Its decision, apparently, is based on a huge misconception: that rent-stabilization offers benefits to most New Yorkers.
When you do the research, as I've done, it's clear that that belief is unjustified.
Indeed, the majority of New Yorkers, especially low- and moderate-income families, receive virtually no benefit from rent stabilization, once dwelling size, quality and location are accounted for.
On the other hand, the minority who are helped are mainly residents of the city's most affluent Manhattan neighborhoods.
But misunderstanding of the facts persists.
"It's critical that we maintain our city and make it affordable for those of us that need to live in the city and work in the city and cannot afford to commute," Councilman Leroy Comrie said.
But he's from Queens - which actually derives no benefit from rent stabilization.
How did we get to this point where legislators representing the outer boroughs and Upper Manhattan oppose deregulation in a misguided attempt to represent the best interests of their constituents?
One answer is: inadequate information.
While many believe that poor- and middle-income families substantially benefit from the rent laws, my recent research, sponsored by the Manhattan Institute and using data from the New York City Housing and Vacancy Survey, demonstrates that this is not the case.
According to my findings, it is in just those neighborhoods, where these non-affluent renters are concentrated - Brooklyn, Queens, Staten Island, Upper Manhattan, the Lower East Side and parts of The Bronx - where rent stabilization is providing little or no benefit.
In these areas, tenants are typically not paying rents that are below market, once dwelling quality is factored in.
Thus, repeal of rent stabilization would not lead to rent increases for the majority of New Yorkers.
Who, then, receives most of the benefits?
The answer is residents of the affluent areas of Manhattan, especially longer-term tenants. Residents of stabilized units in Midtown, the Upper East Side and the Upper West Side pay more than $400 per month less than their counterparts in the unregulated market, even after taking apartment size, condition and location into account.
Again, it is crucial to emphasize that it is only in the affluent neighborhoods of Manhattan where stabilized renters received significant protection in the 1990s.
The less fortunate New York renters, however, are concentrated in the rest of the city and in special programs such as public housing.
What does all this mean for the debate over rent stabilization?
First, and most important, the fears of widespread rent increases in the event of deregulation are unfounded.

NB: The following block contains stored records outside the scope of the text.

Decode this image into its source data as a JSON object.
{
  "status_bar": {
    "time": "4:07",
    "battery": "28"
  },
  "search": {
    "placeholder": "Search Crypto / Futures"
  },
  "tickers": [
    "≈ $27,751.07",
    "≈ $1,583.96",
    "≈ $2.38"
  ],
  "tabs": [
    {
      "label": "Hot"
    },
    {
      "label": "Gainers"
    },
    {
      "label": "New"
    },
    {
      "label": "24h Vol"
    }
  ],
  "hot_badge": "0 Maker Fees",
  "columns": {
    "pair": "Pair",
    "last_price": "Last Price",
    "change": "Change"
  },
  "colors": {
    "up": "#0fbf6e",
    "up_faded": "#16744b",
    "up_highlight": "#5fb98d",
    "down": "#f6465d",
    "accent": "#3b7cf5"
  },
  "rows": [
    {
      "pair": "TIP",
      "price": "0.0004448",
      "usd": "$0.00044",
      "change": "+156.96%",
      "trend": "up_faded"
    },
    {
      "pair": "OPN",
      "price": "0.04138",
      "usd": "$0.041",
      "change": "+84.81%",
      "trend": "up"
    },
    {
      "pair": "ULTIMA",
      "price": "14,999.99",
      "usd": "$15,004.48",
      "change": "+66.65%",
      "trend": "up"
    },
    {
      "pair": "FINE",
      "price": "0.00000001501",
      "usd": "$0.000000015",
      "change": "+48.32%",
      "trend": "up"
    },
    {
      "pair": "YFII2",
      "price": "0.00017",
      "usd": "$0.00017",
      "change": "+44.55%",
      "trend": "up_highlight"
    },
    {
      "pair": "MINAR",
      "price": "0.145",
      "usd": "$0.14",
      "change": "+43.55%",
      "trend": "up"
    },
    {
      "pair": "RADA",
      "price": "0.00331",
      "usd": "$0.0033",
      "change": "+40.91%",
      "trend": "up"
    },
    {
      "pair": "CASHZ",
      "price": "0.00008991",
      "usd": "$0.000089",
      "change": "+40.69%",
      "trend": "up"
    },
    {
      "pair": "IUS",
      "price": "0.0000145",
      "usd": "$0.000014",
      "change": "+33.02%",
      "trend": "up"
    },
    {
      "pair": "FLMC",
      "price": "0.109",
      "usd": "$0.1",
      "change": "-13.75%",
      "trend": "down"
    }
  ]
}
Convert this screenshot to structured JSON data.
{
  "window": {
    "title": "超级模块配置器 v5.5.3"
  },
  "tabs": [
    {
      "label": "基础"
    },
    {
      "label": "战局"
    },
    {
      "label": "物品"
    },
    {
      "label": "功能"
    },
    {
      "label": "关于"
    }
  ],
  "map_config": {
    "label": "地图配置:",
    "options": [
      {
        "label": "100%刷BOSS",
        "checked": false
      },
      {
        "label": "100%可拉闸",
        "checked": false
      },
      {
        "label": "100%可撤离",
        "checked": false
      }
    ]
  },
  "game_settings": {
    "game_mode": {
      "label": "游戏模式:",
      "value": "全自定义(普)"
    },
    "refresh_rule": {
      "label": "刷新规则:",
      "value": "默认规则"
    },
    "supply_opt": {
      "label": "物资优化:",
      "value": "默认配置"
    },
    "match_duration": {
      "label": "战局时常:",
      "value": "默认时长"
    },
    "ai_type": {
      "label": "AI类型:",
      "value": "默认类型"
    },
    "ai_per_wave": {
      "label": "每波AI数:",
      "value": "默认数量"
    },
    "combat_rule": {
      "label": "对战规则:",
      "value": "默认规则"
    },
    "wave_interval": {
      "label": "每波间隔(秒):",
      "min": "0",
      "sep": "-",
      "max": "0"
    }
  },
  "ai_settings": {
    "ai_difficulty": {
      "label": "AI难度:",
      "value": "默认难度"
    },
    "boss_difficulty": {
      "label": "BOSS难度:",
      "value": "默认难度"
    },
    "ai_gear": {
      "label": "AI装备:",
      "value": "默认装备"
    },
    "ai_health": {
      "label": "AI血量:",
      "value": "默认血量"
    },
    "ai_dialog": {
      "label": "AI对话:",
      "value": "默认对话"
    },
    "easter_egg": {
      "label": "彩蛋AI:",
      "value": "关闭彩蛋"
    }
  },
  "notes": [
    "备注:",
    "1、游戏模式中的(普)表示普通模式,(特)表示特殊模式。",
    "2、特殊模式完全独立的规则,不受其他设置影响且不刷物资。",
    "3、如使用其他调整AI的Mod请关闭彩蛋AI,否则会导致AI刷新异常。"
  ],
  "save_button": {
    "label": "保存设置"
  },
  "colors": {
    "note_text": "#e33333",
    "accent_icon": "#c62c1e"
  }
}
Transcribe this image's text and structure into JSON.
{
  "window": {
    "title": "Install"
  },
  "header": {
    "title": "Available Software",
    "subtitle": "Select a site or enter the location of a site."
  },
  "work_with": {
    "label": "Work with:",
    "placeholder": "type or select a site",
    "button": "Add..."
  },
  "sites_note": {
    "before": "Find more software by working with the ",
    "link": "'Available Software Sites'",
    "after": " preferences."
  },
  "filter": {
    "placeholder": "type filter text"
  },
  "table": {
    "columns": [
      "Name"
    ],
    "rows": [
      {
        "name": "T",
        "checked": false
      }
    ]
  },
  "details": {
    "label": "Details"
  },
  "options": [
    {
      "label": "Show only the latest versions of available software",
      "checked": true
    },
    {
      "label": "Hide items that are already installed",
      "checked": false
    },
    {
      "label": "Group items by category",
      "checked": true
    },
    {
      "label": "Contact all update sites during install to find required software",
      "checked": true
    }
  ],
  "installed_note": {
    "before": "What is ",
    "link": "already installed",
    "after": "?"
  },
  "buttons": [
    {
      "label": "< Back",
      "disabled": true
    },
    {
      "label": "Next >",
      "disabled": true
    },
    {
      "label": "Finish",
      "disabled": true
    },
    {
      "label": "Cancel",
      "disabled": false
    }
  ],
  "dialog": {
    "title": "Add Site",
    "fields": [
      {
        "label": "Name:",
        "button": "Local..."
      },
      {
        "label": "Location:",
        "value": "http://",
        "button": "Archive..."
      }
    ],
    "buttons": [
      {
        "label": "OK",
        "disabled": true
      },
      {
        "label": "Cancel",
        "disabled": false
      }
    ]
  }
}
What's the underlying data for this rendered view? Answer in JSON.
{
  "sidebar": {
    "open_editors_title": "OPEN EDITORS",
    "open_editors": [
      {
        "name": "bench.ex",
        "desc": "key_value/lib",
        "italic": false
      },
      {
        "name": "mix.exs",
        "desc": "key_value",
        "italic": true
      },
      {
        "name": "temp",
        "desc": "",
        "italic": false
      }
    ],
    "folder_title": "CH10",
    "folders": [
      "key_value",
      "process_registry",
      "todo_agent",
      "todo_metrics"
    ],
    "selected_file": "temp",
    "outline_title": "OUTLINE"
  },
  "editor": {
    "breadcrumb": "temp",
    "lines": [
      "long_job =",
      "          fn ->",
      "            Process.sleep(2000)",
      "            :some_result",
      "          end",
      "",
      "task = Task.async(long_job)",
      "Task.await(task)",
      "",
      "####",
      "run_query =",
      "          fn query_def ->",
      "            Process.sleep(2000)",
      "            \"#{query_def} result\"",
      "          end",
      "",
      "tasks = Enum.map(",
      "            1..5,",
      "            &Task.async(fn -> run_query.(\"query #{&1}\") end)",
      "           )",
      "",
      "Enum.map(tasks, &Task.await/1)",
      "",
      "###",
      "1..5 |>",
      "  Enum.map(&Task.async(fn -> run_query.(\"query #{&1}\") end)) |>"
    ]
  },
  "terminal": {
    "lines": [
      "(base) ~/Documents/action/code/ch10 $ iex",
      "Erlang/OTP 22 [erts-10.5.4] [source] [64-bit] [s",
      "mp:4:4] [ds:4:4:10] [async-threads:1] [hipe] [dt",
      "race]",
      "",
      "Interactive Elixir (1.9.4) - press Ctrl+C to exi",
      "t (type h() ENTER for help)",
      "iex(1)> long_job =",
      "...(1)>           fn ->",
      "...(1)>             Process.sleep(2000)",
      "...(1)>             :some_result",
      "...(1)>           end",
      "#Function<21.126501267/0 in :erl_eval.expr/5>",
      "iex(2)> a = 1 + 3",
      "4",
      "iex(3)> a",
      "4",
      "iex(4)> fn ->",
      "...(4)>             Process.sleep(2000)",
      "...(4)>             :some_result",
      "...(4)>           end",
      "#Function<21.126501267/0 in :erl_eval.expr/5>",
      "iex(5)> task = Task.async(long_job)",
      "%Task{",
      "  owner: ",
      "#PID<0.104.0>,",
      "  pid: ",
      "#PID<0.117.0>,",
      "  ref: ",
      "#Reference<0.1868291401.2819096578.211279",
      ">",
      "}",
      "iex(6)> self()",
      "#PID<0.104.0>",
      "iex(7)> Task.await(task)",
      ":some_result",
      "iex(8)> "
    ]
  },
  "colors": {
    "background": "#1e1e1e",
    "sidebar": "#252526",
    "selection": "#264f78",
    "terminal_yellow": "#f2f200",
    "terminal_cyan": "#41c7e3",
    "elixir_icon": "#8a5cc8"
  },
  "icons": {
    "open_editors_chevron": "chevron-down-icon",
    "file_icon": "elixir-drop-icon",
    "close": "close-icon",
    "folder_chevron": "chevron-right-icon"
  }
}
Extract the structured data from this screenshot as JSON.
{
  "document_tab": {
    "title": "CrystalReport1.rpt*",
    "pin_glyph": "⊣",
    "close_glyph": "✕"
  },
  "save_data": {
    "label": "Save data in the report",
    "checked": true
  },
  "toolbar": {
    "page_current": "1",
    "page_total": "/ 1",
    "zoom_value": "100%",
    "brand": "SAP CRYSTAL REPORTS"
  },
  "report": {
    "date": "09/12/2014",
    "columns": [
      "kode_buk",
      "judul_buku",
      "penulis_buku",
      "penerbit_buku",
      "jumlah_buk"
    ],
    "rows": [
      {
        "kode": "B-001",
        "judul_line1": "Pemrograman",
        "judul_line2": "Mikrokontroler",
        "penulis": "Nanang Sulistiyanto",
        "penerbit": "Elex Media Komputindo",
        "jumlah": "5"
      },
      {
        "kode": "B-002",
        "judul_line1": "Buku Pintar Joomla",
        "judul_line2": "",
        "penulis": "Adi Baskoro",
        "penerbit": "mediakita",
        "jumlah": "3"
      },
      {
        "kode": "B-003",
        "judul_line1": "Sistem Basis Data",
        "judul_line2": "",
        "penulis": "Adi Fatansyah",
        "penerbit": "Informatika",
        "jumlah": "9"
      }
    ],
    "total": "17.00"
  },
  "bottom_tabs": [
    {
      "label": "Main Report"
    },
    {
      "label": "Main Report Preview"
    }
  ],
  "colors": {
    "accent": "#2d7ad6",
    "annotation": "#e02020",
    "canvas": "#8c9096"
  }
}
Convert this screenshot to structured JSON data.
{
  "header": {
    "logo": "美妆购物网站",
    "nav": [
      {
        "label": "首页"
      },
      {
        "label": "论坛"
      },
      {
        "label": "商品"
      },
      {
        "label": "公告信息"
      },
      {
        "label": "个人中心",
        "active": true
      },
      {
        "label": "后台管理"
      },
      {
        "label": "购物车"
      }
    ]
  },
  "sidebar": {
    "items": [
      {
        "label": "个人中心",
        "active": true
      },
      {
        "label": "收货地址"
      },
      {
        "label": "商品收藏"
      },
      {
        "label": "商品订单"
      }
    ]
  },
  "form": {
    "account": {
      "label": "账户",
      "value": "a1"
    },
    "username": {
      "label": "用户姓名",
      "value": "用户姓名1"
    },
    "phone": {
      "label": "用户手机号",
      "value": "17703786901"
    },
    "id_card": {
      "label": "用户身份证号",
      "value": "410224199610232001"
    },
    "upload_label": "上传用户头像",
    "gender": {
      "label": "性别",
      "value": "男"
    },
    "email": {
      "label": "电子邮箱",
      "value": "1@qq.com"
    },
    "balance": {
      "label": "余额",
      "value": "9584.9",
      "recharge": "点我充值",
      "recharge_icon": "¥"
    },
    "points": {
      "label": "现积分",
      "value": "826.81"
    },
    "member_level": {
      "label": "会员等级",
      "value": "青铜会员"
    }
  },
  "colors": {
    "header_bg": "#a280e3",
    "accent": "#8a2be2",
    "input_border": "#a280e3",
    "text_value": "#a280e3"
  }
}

For the majority of New Yorkers, including the vast majority of outer borough residents, rents would not rise.
While average neighborhood rents of stabilized units in affluent Lower- and Mid-Manhattan would increase anywhere from 16 percent to 28 percent, these increases would be far less than the current rent benefits.
And as the stabilized dwellings in these neighborhoods - about 75 percent of the stock - became deregulated, there would be considerable downward pressure on rents.
Given the longstanding history of rent regulation, reform legislation should include "phasing-out" timing provisions for those accustomed to substantial rent discounts.
Of these households, those least able to afford rental housing will need further assistance.
This might be modeled on the current policy of reimbursing landlords in the cases of low-income elderly tenants paying old-style controlled rents.
But however structured, direct governmental subsidies for those households least able to bear the city's housing costs would provide more help for struggling families than maintaining the costly-to-administer current system.
Henry Pollakowski, an economist at the M.I.T. Center for Real Estate, is editor of the Journal of Housing Economics and author of Civic Reort 34: Who Really Benefits from New York City’s Rent Regulation System?